Celoteh SZA tentang Hijab dan Assalamualaikum di Panggung WTF

Muhammad Andika Putra, CNN Indonesia | Senin, 23/07/2018 08:05 WIB
Celoteh SZA tentang Hijab dan Assalamualaikum di Panggung WTF SZA menjadi penampil pemungkas di WTF 2018. (REUTERS/Carlo Allegri)
Jakarta, CNN Indonesia -- Solana Imani Rowe alias SZA menjadi penampil pemungkas dalam festival musik We The Fest (WTF) 2018 di JIExpo Kemayoran, Jakarta. Ia tampil paling akhir dipanggung utama bernama WTF Stage, Minggu (22/7).

Penonton SZA tidak seramai saat Lorde manggung di tempat yang sama sehari sebelumnya.

Meski begitu, penonton tetap semangat menanti musisi asal Amerika Serikat yang baru benar-benar naik panggung pada Senin dini hari, pukul 00.07 itu. Mengenakan busana tradisional India, sari, ia langsung menyanyikan lagu Supermodel dan Anything, tanpa jeda.



Namun aksi panggung SZA tak satu arah. Justru interaksi dengan penonton adalah hal paling menarik, tanpa melupakan joget dan penguasaan panggung yang tak kalah energik.

Musisi 27 tahun itu lihai merebut hati penonton dengan mengajak mereka menyelami tiap lagu yang dibawakan. Tanpa canggung ia bercerita soal kehidupan dan makna di balik lagu-lagunya, tak sekadar sebagai sapaan basa-basi. Persis seperti orang berceloteh.

Salah satu yang paling membekas dan terasa dekat, SZA bercerita tentang ibunya yang mengingatkan untuk mengenakan jilbab. Ibu musisi berkulit berwarna itu memang pemeluk agama Kristen, tapi ayahnya merupakan seorang Muslim.
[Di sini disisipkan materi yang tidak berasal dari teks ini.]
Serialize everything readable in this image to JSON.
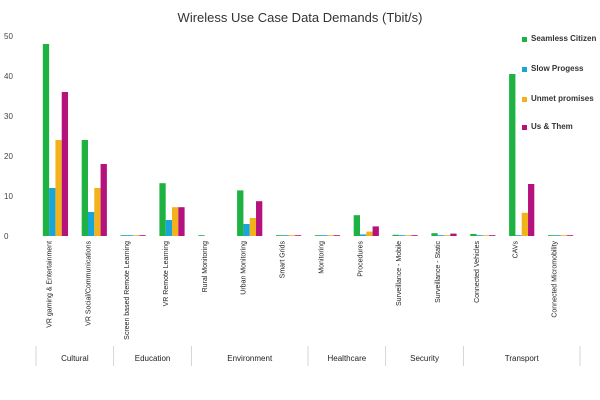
{
  "chart_data": {
    "type": "bar",
    "title": "Wireless Use Case Data Demands (Tbit/s)",
    "xlabel": "",
    "ylabel": "",
    "ylim": [
      0,
      50
    ],
    "yticks": [
      0,
      10,
      20,
      30,
      40,
      50
    ],
    "grid": false,
    "legend_position": "right",
    "categories": [
      "VR gaming & Entertainment",
      "VR Social/Communications",
      "Screen based Remote Learning",
      "VR Remote Learning",
      "Rural Monitoring",
      "Urban Monitoring",
      "Smart Grids",
      "Monitoring",
      "Procedures",
      "Surveillance - Mobile",
      "Surveillance - Static",
      "Connected Vehicles",
      "CAVs",
      "Connected Micromobility"
    ],
    "groups": [
      {
        "label": "Cultural",
        "count": 2
      },
      {
        "label": "Education",
        "count": 2
      },
      {
        "label": "Environment",
        "count": 3
      },
      {
        "label": "Healthcare",
        "count": 2
      },
      {
        "label": "Security",
        "count": 2
      },
      {
        "label": "Transport",
        "count": 3
      }
    ],
    "series": [
      {
        "name": "Seamless Citizen",
        "color": "#1db241",
        "values": [
          48,
          24,
          0.2,
          13.2,
          0.2,
          11.4,
          0.2,
          0.2,
          5.2,
          0.3,
          0.7,
          0.5,
          40.5,
          0.2
        ]
      },
      {
        "name": "Slow Progess",
        "color": "#18a5d8",
        "values": [
          12,
          6,
          0.2,
          4,
          0,
          3,
          0.1,
          0.1,
          0.4,
          0.1,
          0.2,
          0.1,
          0.2,
          0.1
        ]
      },
      {
        "name": "Unmet promises",
        "color": "#f2b21c",
        "values": [
          24,
          12,
          0.2,
          7.2,
          0,
          4.5,
          0.2,
          0.2,
          1.1,
          0.2,
          0.2,
          0.2,
          5.8,
          0.2
        ]
      },
      {
        "name": "Us & Them",
        "color": "#b5127e",
        "values": [
          36,
          18,
          0.2,
          7.2,
          0,
          8.7,
          0.2,
          0.2,
          2.4,
          0.2,
          0.6,
          0.2,
          13,
          0.2
        ]
      }
    ]
  }
}
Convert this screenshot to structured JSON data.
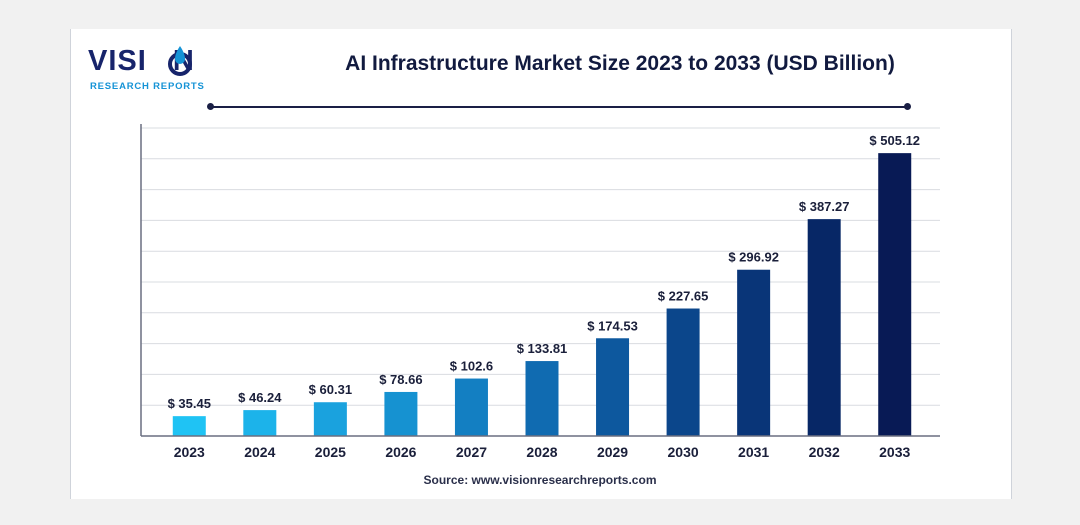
{
  "brand": {
    "name_left": "VISI",
    "name_right": "N",
    "tagline": "RESEARCH REPORTS",
    "drop_icon": "water-drop-icon",
    "colors": {
      "navy": "#17246b",
      "blue": "#1593d6"
    }
  },
  "source": "Source: www.visionresearchreports.com",
  "chart_data": {
    "type": "bar",
    "title": "AI Infrastructure Market Size 2023 to 2033 (USD Billion)",
    "categories": [
      "2023",
      "2024",
      "2025",
      "2026",
      "2027",
      "2028",
      "2029",
      "2030",
      "2031",
      "2032",
      "2033"
    ],
    "values": [
      35.45,
      46.24,
      60.31,
      78.66,
      102.6,
      133.81,
      174.53,
      227.65,
      296.92,
      387.27,
      505.12
    ],
    "value_labels": [
      "$ 35.45",
      "$ 46.24",
      "$ 60.31",
      "$ 78.66",
      "$ 102.6",
      "$ 133.81",
      "$ 174.53",
      "$ 227.65",
      "$ 296.92",
      "$ 387.27",
      "$ 505.12"
    ],
    "ylim": [
      0,
      550
    ],
    "grid": true,
    "legend": "none",
    "bar_colors": [
      "#1fc3f4",
      "#1cb3ea",
      "#1aa2de",
      "#1692d1",
      "#137fc2",
      "#106bb1",
      "#0d589e",
      "#0b468b",
      "#093578",
      "#072766",
      "#081a55"
    ]
  }
}
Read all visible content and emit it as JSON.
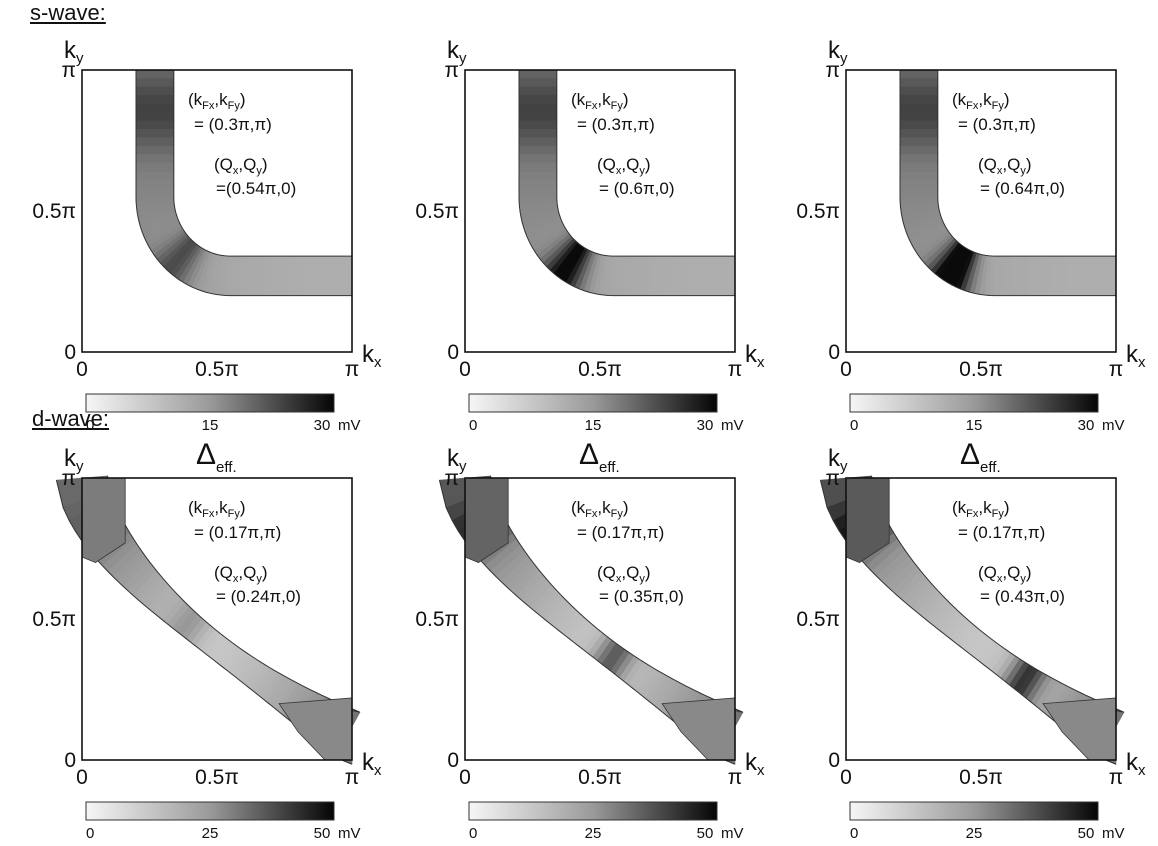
{
  "sections": [
    {
      "label": "s-wave:",
      "pairing": "s-wave"
    },
    {
      "label": "d-wave:",
      "pairing": "d-wave"
    }
  ],
  "axis": {
    "x_label_main": "k",
    "x_label_sub": "x",
    "y_label_main": "k",
    "y_label_sub": "y",
    "x_ticks": [
      "0",
      "0.5π",
      "π"
    ],
    "y_ticks": [
      "0",
      "0.5π",
      "π"
    ]
  },
  "annotation": {
    "kf_label": "(k",
    "kf_sub1": "Fx",
    "kf_mid": ",k",
    "kf_sub2": "Fy",
    "kf_end": ")",
    "q_label": "(Q",
    "q_sub1": "x",
    "q_mid": ",Q",
    "q_sub2": "y",
    "q_end": ")"
  },
  "colorbar_title_main": "Δ",
  "colorbar_title_sub": "eff.",
  "chart_data": [
    {
      "type": "heatmap",
      "pairing": "s-wave",
      "kF": "= (0.3π,π)",
      "Q": "=(0.54π,0)",
      "colorbar": {
        "ticks": [
          "0",
          "15",
          "30"
        ],
        "unit": "mV",
        "range": [
          0,
          30
        ]
      },
      "xlim": [
        0,
        3.1416
      ],
      "ylim": [
        0,
        3.1416
      ]
    },
    {
      "type": "heatmap",
      "pairing": "s-wave",
      "kF": "= (0.3π,π)",
      "Q": "= (0.6π,0)",
      "colorbar": {
        "ticks": [
          "0",
          "15",
          "30"
        ],
        "unit": "mV",
        "range": [
          0,
          30
        ]
      },
      "xlim": [
        0,
        3.1416
      ],
      "ylim": [
        0,
        3.1416
      ]
    },
    {
      "type": "heatmap",
      "pairing": "s-wave",
      "kF": "= (0.3π,π)",
      "Q": "= (0.64π,0)",
      "colorbar": {
        "ticks": [
          "0",
          "15",
          "30"
        ],
        "unit": "mV",
        "range": [
          0,
          30
        ]
      },
      "xlim": [
        0,
        3.1416
      ],
      "ylim": [
        0,
        3.1416
      ]
    },
    {
      "type": "heatmap",
      "pairing": "d-wave",
      "kF": "= (0.17π,π)",
      "Q": "= (0.24π,0)",
      "colorbar": {
        "ticks": [
          "0",
          "25",
          "50"
        ],
        "unit": "mV",
        "range": [
          0,
          50
        ]
      },
      "xlim": [
        0,
        3.1416
      ],
      "ylim": [
        0,
        3.1416
      ]
    },
    {
      "type": "heatmap",
      "pairing": "d-wave",
      "kF": "= (0.17π,π)",
      "Q": "= (0.35π,0)",
      "colorbar": {
        "ticks": [
          "0",
          "25",
          "50"
        ],
        "unit": "mV",
        "range": [
          0,
          50
        ]
      },
      "xlim": [
        0,
        3.1416
      ],
      "ylim": [
        0,
        3.1416
      ]
    },
    {
      "type": "heatmap",
      "pairing": "d-wave",
      "kF": "= (0.17π,π)",
      "Q": "= (0.43π,0)",
      "colorbar": {
        "ticks": [
          "0",
          "25",
          "50"
        ],
        "unit": "mV",
        "range": [
          0,
          50
        ]
      },
      "xlim": [
        0,
        3.1416
      ],
      "ylim": [
        0,
        3.1416
      ]
    }
  ]
}
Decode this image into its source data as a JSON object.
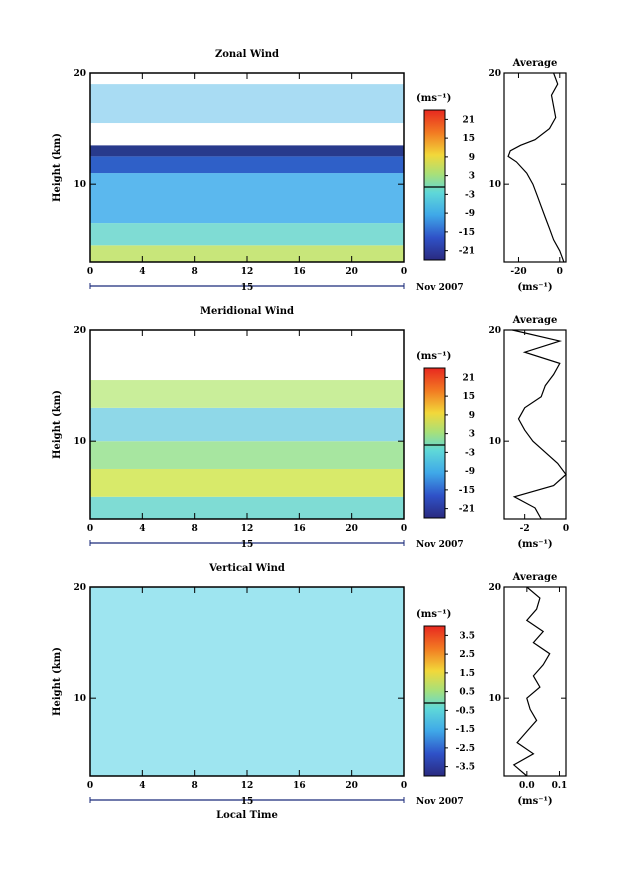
{
  "chart_data": [
    {
      "type": "heatmap",
      "title": "Zonal Wind",
      "xlabel": "",
      "ylabel": "Height (km)",
      "x_ticks": [
        "0",
        "4",
        "8",
        "12",
        "16",
        "20",
        "0"
      ],
      "xlim": [
        0,
        24
      ],
      "ylim": [
        3,
        20
      ],
      "y_ticks": [
        "10",
        "20"
      ],
      "date_label": "15",
      "month_label": "Nov 2007",
      "colorbar_unit": "(ms⁻¹)",
      "colorbar_ticks": [
        "21",
        "15",
        "9",
        "3",
        "-3",
        "-9",
        "-15",
        "-21"
      ],
      "layers": [
        {
          "y0": 3,
          "y1": 4.5,
          "color": "#c8e67a"
        },
        {
          "y0": 4.5,
          "y1": 6.5,
          "color": "#7fdcd4"
        },
        {
          "y0": 6.5,
          "y1": 11,
          "color": "#5bb8ee"
        },
        {
          "y0": 11,
          "y1": 12.5,
          "color": "#2f60c8"
        },
        {
          "y0": 12.5,
          "y1": 13.5,
          "color": "#283a8c"
        },
        {
          "y0": 13.5,
          "y1": 15.5,
          "color": "#ffffff"
        },
        {
          "y0": 15.5,
          "y1": 19,
          "color": "#a9dcf3"
        }
      ],
      "average": {
        "title": "Average",
        "xlabel": "(ms⁻¹)",
        "x_ticks": [
          "-20",
          "0"
        ],
        "x_tick_values": [
          -20,
          0
        ],
        "xlim": [
          -27,
          3
        ],
        "ylim": [
          3,
          20
        ],
        "y_ticks": [
          "10",
          "20"
        ],
        "profile": {
          "height": [
            3,
            4,
            5,
            6,
            7,
            8,
            9,
            10,
            11,
            12,
            12.5,
            13,
            13.5,
            14,
            15,
            16,
            17,
            18,
            19,
            20
          ],
          "value": [
            2,
            0,
            -3,
            -5,
            -7,
            -9,
            -11,
            -13,
            -16,
            -21,
            -25,
            -24,
            -19,
            -12,
            -5,
            -2,
            -3,
            -4,
            -1,
            -3
          ]
        }
      }
    },
    {
      "type": "heatmap",
      "title": "Meridional Wind",
      "xlabel": "",
      "ylabel": "Height (km)",
      "x_ticks": [
        "0",
        "4",
        "8",
        "12",
        "16",
        "20",
        "0"
      ],
      "xlim": [
        0,
        24
      ],
      "ylim": [
        3,
        20
      ],
      "y_ticks": [
        "10",
        "20"
      ],
      "date_label": "15",
      "month_label": "Nov 2007",
      "colorbar_unit": "(ms⁻¹)",
      "colorbar_ticks": [
        "21",
        "15",
        "9",
        "3",
        "-3",
        "-9",
        "-15",
        "-21"
      ],
      "layers": [
        {
          "y0": 3,
          "y1": 5,
          "color": "#7fdcd4"
        },
        {
          "y0": 5,
          "y1": 7.5,
          "color": "#d8ea6a"
        },
        {
          "y0": 7.5,
          "y1": 10,
          "color": "#a7e6a0"
        },
        {
          "y0": 10,
          "y1": 13,
          "color": "#8fd8e8"
        },
        {
          "y0": 13,
          "y1": 15.5,
          "color": "#c9ee9a"
        },
        {
          "y0": 15.5,
          "y1": 18,
          "color": "#ffffff"
        }
      ],
      "average": {
        "title": "Average",
        "xlabel": "(ms⁻¹)",
        "x_ticks": [
          "-2",
          "0"
        ],
        "x_tick_values": [
          -2,
          0
        ],
        "xlim": [
          -3,
          0
        ],
        "ylim": [
          3,
          20
        ],
        "y_ticks": [
          "10",
          "20"
        ],
        "profile": {
          "height": [
            3,
            4,
            5,
            6,
            7,
            8,
            9,
            10,
            11,
            12,
            13,
            14,
            15,
            16,
            17,
            18,
            19,
            20
          ],
          "value": [
            -1.2,
            -1.5,
            -2.5,
            -0.6,
            0,
            -0.4,
            -1.0,
            -1.6,
            -2.0,
            -2.3,
            -2.0,
            -1.2,
            -1.0,
            -0.6,
            -0.3,
            -2.0,
            -0.3,
            -2.6
          ]
        }
      }
    },
    {
      "type": "heatmap",
      "title": "Vertical Wind",
      "xlabel": "Local Time",
      "ylabel": "Height (km)",
      "x_ticks": [
        "0",
        "4",
        "8",
        "12",
        "16",
        "20",
        "0"
      ],
      "xlim": [
        0,
        24
      ],
      "ylim": [
        3,
        20
      ],
      "y_ticks": [
        "10",
        "20"
      ],
      "date_label": "15",
      "month_label": "Nov 2007",
      "colorbar_unit": "(ms⁻¹)",
      "colorbar_ticks": [
        "3.5",
        "2.5",
        "1.5",
        "0.5",
        "-0.5",
        "-1.5",
        "-2.5",
        "-3.5"
      ],
      "layers": [
        {
          "y0": 3,
          "y1": 20,
          "color": "#9ee5f0"
        }
      ],
      "average": {
        "title": "Average",
        "xlabel": "(ms⁻¹)",
        "x_ticks": [
          "0.0",
          "0.1"
        ],
        "x_tick_values": [
          0,
          0.1
        ],
        "xlim": [
          -0.07,
          0.12
        ],
        "ylim": [
          3,
          20
        ],
        "y_ticks": [
          "10",
          "20"
        ],
        "profile": {
          "height": [
            3,
            4,
            5,
            6,
            7,
            8,
            9,
            10,
            11,
            12,
            13,
            14,
            15,
            16,
            17,
            18,
            19,
            20
          ],
          "value": [
            0.0,
            -0.04,
            0.02,
            -0.03,
            0.0,
            0.03,
            0.01,
            0.0,
            0.04,
            0.02,
            0.05,
            0.07,
            0.02,
            0.05,
            0.0,
            0.03,
            0.04,
            0.0
          ]
        }
      }
    }
  ]
}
Pun SZA tumbuh dengan ajaran Islam.


"Saya mau mengatakan assalamualaikum, terima kasih. Saya melakukan itu karena cinta dan menghormati kalian. Berbicara soal cinta dan kehormatan, mari bernyanyi," kata SZA yang langsung menyambung celotehnya dengan nyanyian Love Galore.

Ia kembali berceloteh saat hendak menyanyikan Normal Girl. SZA bercerita, ia bukan siswa yang populer saat sekolah. Ia hanya ingin menjadi siswa biasa, seperti lagunya.

Begitu pula saat hendak menyanyikan Dove In The Wind dan Garden (Say It Like Dat). Ia mengatakan bahwa lagu Dove In The Wind bercerita soal genitalia perempuan. Sementara Garden (Say It Like Dat) bercerita tentang dia yang terkadang merasa memiliki kepribadian berbeda-beda. Lagu ia memang tulis dari empat perspektif berbeda.


SZA juga melakukan interaksi singkat dengan pengunjung saat membawakan Broken Clokcks, Go Gina, Drew Barrymore dan The Weekend. Di lagu The Weekend, ia melontarkan pertanyaan, "Saya punya pertanyaan mudah. Sekarang hari apa? Minggu? yang penting hari ini weekend."

SZA menutup penampilan dengan lagu 20 Something. Total, 12 lagu ia bawakan dengan apik. Celoteh di masing-masing lagu membuatnya terasa lebih dekat dan akrab dengan penonton.